How is it true if previously stated that
$\ \neg (P(n) \to Q(n))$ is True
$\ C \wedge \neg C$ is False (a contradiction)
But we know that… $\ P \to Q $ is always False?
How am I interpreting this explanation wrongly? I am really confused right now… any help/explanation is very much appreciated, thanks!!!

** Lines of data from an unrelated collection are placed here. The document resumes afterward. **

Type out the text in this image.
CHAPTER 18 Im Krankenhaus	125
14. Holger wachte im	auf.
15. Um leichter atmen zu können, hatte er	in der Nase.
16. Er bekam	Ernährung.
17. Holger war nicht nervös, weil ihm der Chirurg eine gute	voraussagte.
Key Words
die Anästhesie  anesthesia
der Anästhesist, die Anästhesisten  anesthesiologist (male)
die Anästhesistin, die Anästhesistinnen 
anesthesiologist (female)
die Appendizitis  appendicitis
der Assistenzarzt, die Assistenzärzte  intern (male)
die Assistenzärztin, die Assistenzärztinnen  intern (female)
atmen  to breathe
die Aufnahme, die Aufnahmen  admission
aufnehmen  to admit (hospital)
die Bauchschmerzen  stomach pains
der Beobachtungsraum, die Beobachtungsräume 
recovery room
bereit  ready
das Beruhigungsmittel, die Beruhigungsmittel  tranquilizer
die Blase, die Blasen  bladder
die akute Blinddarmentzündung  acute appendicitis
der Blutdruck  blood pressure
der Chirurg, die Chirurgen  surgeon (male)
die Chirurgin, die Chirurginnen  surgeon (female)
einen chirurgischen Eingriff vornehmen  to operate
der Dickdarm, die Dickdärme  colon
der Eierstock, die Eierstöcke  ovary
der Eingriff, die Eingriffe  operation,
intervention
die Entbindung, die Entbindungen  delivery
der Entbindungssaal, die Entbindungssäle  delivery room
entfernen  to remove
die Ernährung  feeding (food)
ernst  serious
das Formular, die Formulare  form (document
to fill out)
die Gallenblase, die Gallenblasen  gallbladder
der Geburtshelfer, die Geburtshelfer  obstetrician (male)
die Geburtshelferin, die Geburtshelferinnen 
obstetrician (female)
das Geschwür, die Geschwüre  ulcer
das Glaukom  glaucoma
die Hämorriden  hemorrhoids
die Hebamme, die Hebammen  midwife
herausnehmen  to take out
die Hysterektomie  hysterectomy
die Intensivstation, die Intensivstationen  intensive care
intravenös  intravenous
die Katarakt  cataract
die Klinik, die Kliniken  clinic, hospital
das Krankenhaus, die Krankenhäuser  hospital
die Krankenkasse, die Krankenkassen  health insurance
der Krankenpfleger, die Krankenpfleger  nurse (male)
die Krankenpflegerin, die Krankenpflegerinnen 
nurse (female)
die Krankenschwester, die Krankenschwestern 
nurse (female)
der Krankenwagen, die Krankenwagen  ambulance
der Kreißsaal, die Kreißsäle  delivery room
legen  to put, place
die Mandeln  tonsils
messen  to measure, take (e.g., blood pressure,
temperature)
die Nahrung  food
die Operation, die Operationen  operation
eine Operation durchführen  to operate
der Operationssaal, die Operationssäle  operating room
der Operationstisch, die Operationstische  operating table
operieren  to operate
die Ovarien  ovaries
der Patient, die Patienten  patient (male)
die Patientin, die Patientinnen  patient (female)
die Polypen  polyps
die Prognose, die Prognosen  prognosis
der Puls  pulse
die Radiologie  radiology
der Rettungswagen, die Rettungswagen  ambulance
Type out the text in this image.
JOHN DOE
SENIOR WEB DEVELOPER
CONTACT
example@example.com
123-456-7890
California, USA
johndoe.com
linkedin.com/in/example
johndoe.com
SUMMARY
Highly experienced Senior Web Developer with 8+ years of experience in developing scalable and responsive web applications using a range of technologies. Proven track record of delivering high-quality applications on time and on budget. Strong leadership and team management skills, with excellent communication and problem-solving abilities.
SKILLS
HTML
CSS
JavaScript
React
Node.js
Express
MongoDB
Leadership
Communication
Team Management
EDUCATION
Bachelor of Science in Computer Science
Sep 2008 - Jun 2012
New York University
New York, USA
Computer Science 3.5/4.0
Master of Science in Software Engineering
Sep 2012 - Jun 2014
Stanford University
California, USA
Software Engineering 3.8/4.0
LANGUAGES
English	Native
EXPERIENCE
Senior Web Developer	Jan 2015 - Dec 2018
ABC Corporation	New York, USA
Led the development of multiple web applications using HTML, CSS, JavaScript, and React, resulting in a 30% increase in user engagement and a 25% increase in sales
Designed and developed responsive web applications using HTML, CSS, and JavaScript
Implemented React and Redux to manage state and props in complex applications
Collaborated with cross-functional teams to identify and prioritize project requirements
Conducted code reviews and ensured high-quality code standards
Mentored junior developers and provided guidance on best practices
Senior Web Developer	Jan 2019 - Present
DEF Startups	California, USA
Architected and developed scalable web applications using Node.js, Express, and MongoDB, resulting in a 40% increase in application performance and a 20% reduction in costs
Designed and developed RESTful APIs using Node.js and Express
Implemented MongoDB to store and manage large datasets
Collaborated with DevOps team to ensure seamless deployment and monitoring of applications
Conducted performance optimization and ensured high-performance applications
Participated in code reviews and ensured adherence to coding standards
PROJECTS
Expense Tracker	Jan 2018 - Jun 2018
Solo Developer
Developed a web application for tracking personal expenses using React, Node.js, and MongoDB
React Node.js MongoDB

Original screenshot (in case I formatted the equations wrongly… I'm new to mathjax/latex thing):
Best Answer
You're getting caught up on the word assume. You can make a pretend world by assuming a proposition is true when it's actually false. You're essentially breaking math. So, in this pretend world, ¬(P(n)→Q(n)), but also (C∧¬C). Since math has to be consistent, there was something wrong with our assumption, therefore the negation must be true, hence (P(n)→Q(n)).